‘Asesinos, paredón’ grita la multitud a los acusados de violar y matar a una joven en Cienfuegos

LA HABANA, 9 ago. Cientos de personas esperaban este miércoles en la tarde la conclusión del juicio a tres hombres acusados de violar y asesinar a la joven Leidy Pacheco Mur, de 18 años, en la ciudad de Cienfuegos.

“Asesinos, asesinos” gritaba la multitud a los camiones del Ministerio del Interior en que fueron trasladados los acusados en medio de un inusual despliegue policial. Otros gritaban “paredón, fusilamiento”.

Desde horas tempranas en la mañana la Policía cortó los accesos al Tribunal Provincial, donde se desarrolló el proceso, para evitar protestas y represalias. Varios jubilados de las fuerzas del orden fueron convocados para “apoyar” a los oficiales del Ministerio del Interior y las brigadas antimotines presentes en el área.

Algunos residentes que se identificaron como familiares de la víctima se enfrentaron a los guardias que hacían un cordón para impedir el paso de los manifestantes. “No hay justicia en este país, no hay justicia”, gritaba una mujer que protestaba porque supuestamente la fiscalía no pidió la pena de muerte como ella quería.

Los tres hombres, cuyos nombres no han trascendido, han sido acusados de otras violaciones ocurridas en Cienfuegos. La vista oral no fue pública por la gran cantidad de pruebas presentadas y los 45 testigos que han sido convocados, según fuentes oficiales.

Una vez concluya el proceso y quede listo para sentencia, los jueces dispondrán de seis días para pronunciarse. Los imputados podrán apelar ante el Tribunal Supremo Popular.

 ‘Asesinos, paredón’ grita la multitud a los acusados de violar y matar a una joven en Cienfuegos

Camiones repletos de policías antimotines permanecen apostados en las inmediaciones del tribunal. 14ymedio

“Ayer había mucha gente esperando el resultado del juicio. Pensábamos que darían más información, pero la prensa casi no dijo nada de lo que ocurrió en la sala”, dice Elisa, una ama de casa que vive en la Calzada de Dolores, una avenida cercana al Tribunal Provincial.

“Deberían darles paredón. Eso es lo que la gente está pidiendo y lo que se merecen. Esa muchacha no se metía con nadie. Tienen que poner mano dura porque si no estos crímenes van a continuar”, agrega. 

Para Yonierky Gómez, un estudiante de Medicina, la violencia ha crecido en los últimos años en Cienfuegos. “Antes tú podías ir a las fiestas y salir por la noche sin miedo a que te pasara algo, pero a cada rato hay noticias de puñaladas, robos y violaciones.

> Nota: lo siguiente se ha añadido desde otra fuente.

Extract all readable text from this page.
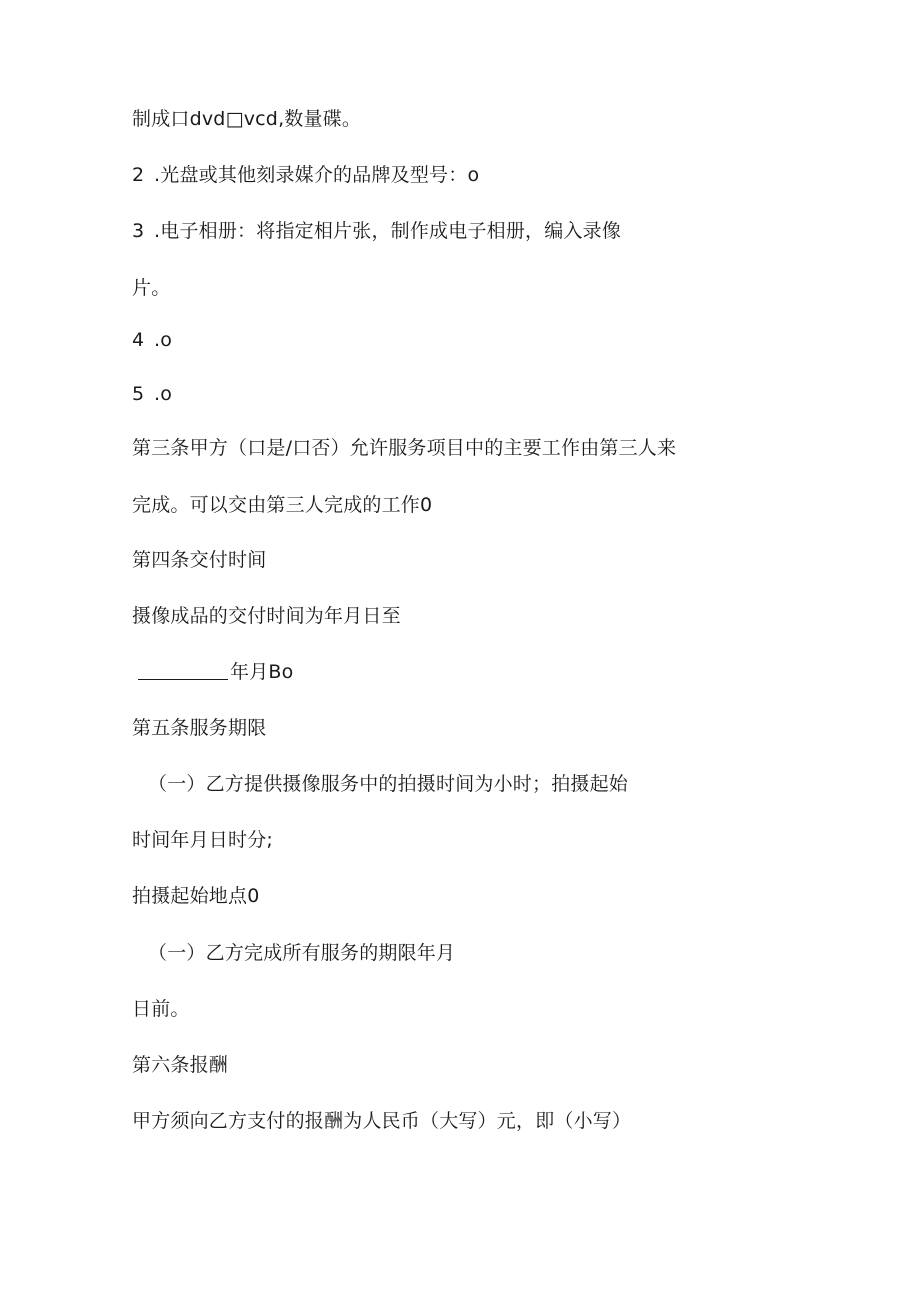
制成口dvd□vcd,数量碟。
2 .光盘或其他刻录媒介的品牌及型号：o
3 .电子相册：将指定相片张，制作成电子相册，编入录像
片。
4 .o
5 .o
第三条甲方（口是/口否）允许服务项目中的主要工作由第三人来
完成。可以交由第三人完成的工作0
第四条交付时间
摄像成品的交付时间为年月日至
年月Bo
第五条服务期限
（一）乙方提供摄像服务中的拍摄时间为小时；拍摄起始
时间年月日时分;
拍摄起始地点0
（一）乙方完成所有服务的期限年月
日前。
第六条报酬
甲方须向乙方支付的报酬为人民币（大写）元，即（小写）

 ‘Asesinos, paredón’ grita la multitud a los acusados de violar y matar a una joven en Cienfuegos

Las autoridades han impedido la entrada de dispositivos de grabación y evacuaron al personal no indispensable del tribunal. 14ymedio

Pero en la prensa de aquí no salen, claro”, lamenta el joven. El 26 de septiembre del año pasado, Leidy Maura Pacheco fue a la Empresa estatal de Comercio de Cienfuegos porque estaba interesada en pasar un curso que la habilitaba para trabajar allí.

Después de visitar a unas amistades en el barrio de Reina, almorzó con su esposo y tomó la guagua (autobús) número 3 hacia Junco Sur. Subió a una camioneta que la dejó cerca de su casa en Junco Viejo, llamó a su esposo a las 2:56 pm, cuando estaba a una cuadra de su hogar, pero nunca llegó.

Tres hombres le taparon la boca, la llevaron hacia el Plan Mango, una arboleda que está a las afueras de Cienfuegos, la violaron y después la asesinaron y la enterraron a la orilla de una pequeña represa, según el testimonio de su padre, Pedro Valentín Pacheco Alonso.

Los tres presuntos asesinos vivían en la misma comunidad que la víctima. Al día siguiente la familia notificó a las autoridades la desaparición de la joven, que tenía una bebé de 10 meses.

En la búsqueda de la joven, que duró seis días, participaron familiares, vecinos y hasta uno de los presuntos violadores.

La muerte de Leidy Pacheco conmovió a Cienfuegos, una ciudad que en apenas un año ha sido escenario de varios homicidios. El 14 de febrero fue asesinado con un arma blanca Luis Santacruz Labrada, y en mayo un doble feminicidio conmocionó a esa ciudad, que tenía en la seguridad uno de sus principales atractivos.

El Código Penal cubano, en su Artículo 263, sanciona con privación de libertad de 15 a 30 años o muerte, al que mate a otro “al obrar por impulsos sádicos o de brutal perversidad”. El anteproyecto de la reforma constitucional, que se discute en estos momentos en el país, no aclara si se mantendrá la pena capital como máxima sentencia.